We worked with our game developers and decided we needed to change the algorithm that allows transcripts to move through the pipeline. We can limit what transcripts are in the pipeline, overriding the preferences – so not all 68,000 plus are in play at the same time, but a more concentrated number, like 10. We changed the level of perfection we required to say it was fixed – a little lenient. We assured that once a phrase has been validated as not having an error it moves forward never to go backwards. And we updated the ability for our staff to go in and manually decide which transcripts were ready to be finished.
So we learned some lessons, most of which are true for any project. As with so many other technical projects where we as archivists rely on a technical team outside our own department, it is important to have the archivist voice heard. We actually did know best, we know the content, and we know what the project are goal is. With the first iteration of the game it seemed that the developers lost sight that the basic goal was to correct transcripts and output them, not just play a game. We seem to be on the right track now and have relaunched the game – so please play it and give us feedback.

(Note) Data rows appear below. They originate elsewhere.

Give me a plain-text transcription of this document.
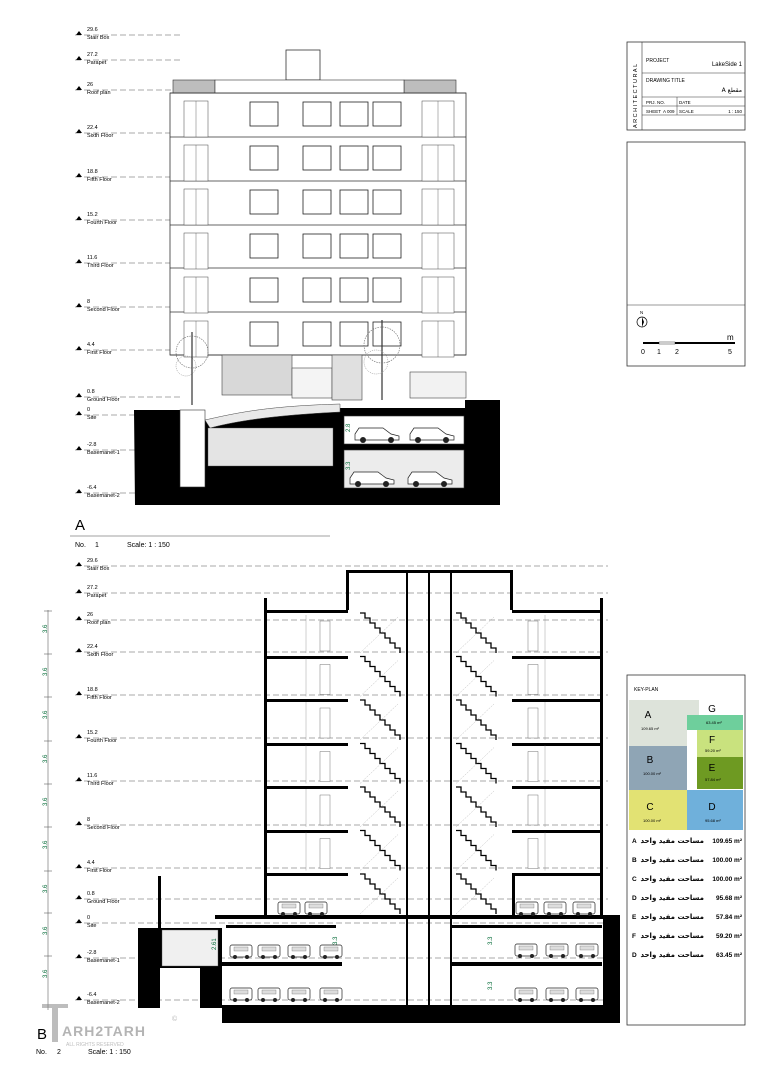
29.6
Stair Box
27.2
Parapet
26
Roof plan
22.4
Sixth Floor
18.8
Fifth Floor
15.2
Fourth Floor
11.6
Third Floor
8
Second Floor
4.4
First Floor
0.8
Ground Floor
0
Site
-2.8
Basemanet-1
-6.4
Basemanet-2
2.8
3.3
A
No. 1	Scale: 1 : 150
29.6
Stair Box
27.2
Parapet
26
Roof plan
22.4
Sixth Floor
18.8
Fifth Floor
15.2
Fourth Floor
11.6
Third Floor
8
Second Floor
4.4
First Floor
0.8
Ground Floor
0
Site
-2.8
Basemanet-1
-6.4
Basemanet-2
3.6
3.6
3.6
3.6
3.6
3.6
3.6
3.6
3.6
2.61	3.3	3.3
3.3
B
No. 2	Scale: 1 : 150
ARH2TARH
ALL RIGHTS RESERVED
©
ARCHITECTURAL
PROJECT
LakeSide 1
DRAWING TITLE
A مقطع
PRJ. NO.	DATE
SHEET A 009 SCALE	1 : 150
N
m
0 1 2	5
KEY-PLAN
A
109.65 m²
G
63.45 m²
F
59.20 m²
B
100.00 m²	E
57.84 m²
C
100.00 m²
D
95.68 m²
A مساحت مفید واحد 109.65 m²
B مساحت مفید واحد 100.00 m²
C مساحت مفید واحد 100.00 m²
D مساحت مفید واحد 95.68 m²
E مساحت مفید واحد 57.84 m²
F مساحت مفید واحد 59.20 m²
D مساحت مفید واحد 63.45 m²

Once the transcripts have been verified, the JSON transcripts will be stored in the AAPB’s Amazon S3 account and indexed for keyword searching on the AAPB website. The transcripts will be made available alongside the media on the record page. They can also be played like captions within the video player. And they will be able to be harvested via an API to be used as a data set for research. We are hoping that researchers will begin to look at the collection as a data set and start trying to see trends from programming over the last 60 years. Particularly across news programs.
In the meantime we are continuing to improve the interface and feedback from users. We will be having an editathon session this afternoon – so please join us. There will be treats!
But wait there is more!!!
We plan to utilize the NYPL transcript editor tool to see if it is a more efficient way to correct transcripts and get the public engaged.
And we are launching a zoouniverse project called “Roll the Credits” to help us gather data form the credit rolls – like authenticated titles, broadcast date, producer, writer, etc.